Трой завершил свою разоблачительную речь:
— Не думал, что когда-нибудь такое скажу, но лучше б ты со своим доктором романтику устраивал, чем с дурью.
Джай молча передал ему бутылку какого-то пива. Следом кинул на колени свежую пачку сигарет. Кеплер молчал, что ему было совершенно не свойственно, отчего О’Коннелл начал чувствовать себя неудобно.
— Что на ужин? — зачем-то спросил он, чтобы хоть как-то заполнить неожиданно нервирующую тишину.

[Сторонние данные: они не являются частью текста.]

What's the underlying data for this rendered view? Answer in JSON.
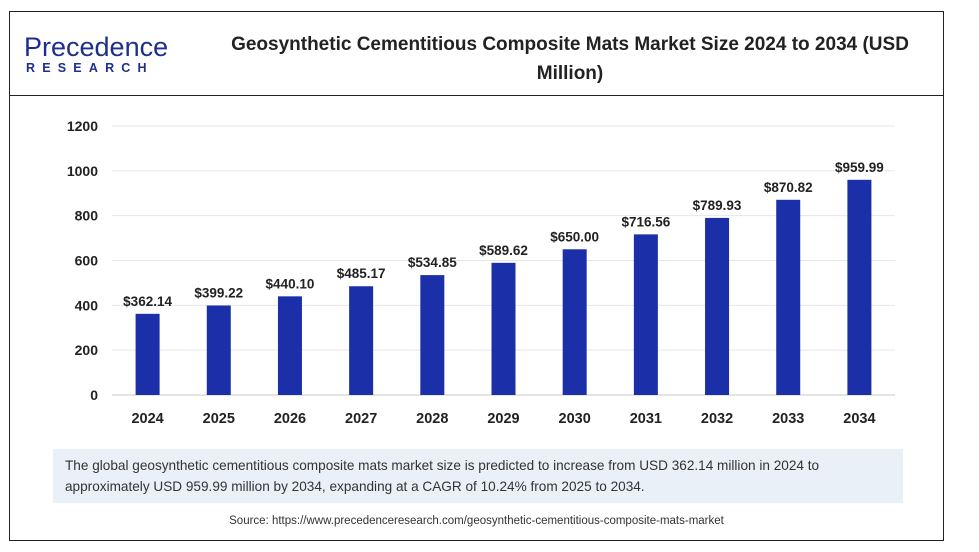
{
  "brand": {
    "name_top": "Precedence",
    "name_bottom": "RESEARCH",
    "color": "#1c2f8c"
  },
  "title": "Geosynthetic Cementitious Composite Mats Market Size 2024 to 2034 (USD Million)",
  "description": "The global geosynthetic cementitious composite mats market size is predicted to increase from USD 362.14 million in 2024 to approximately USD 959.99 million by 2034, expanding at a CAGR of 10.24% from 2025 to 2034.",
  "source": "Source: https://www.precedenceresearch.com/geosynthetic-cementitious-composite-mats-market",
  "chart_data": {
    "type": "bar",
    "title": "Geosynthetic Cementitious Composite Mats Market Size 2024 to 2034 (USD Million)",
    "categories": [
      "2024",
      "2025",
      "2026",
      "2027",
      "2028",
      "2029",
      "2030",
      "2031",
      "2032",
      "2033",
      "2034"
    ],
    "values": [
      362.14,
      399.22,
      440.1,
      485.17,
      534.85,
      589.62,
      650.0,
      716.56,
      789.93,
      870.82,
      959.99
    ],
    "data_labels": [
      "$362.14",
      "$399.22",
      "$440.10",
      "$485.17",
      "$534.85",
      "$589.62",
      "$650.00",
      "$716.56",
      "$789.93",
      "$870.82",
      "$959.99"
    ],
    "yticks": [
      0,
      200,
      400,
      600,
      800,
      1000,
      1200
    ],
    "ylim": [
      0,
      1200
    ],
    "xlabel": "",
    "ylabel": "",
    "bar_color": "#1a2fa8",
    "grid": true,
    "legend": "none"
  }
}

Джай, уже было завалившийся на матрас, остановился, развернулся и вернулся обратно к Трою, передавая ему еще и пластмассовый поддон с хуеролами. О’Коннелл скривился, но делать было нечего. В конце концов, если воспринимать суши просто, как рис и рыбу, то не так уж всё и плохо. Только вот Кеплер — то ли назло, то ли от растерянности — забыл о таком важном предмете сервировки, как вилка. Палочки лежали на поддоне, как и положено, в бумажной упаковке. А вилки не было. Пришлось совершенно по-варварски есть руками. Впрочем, Трою было насрать.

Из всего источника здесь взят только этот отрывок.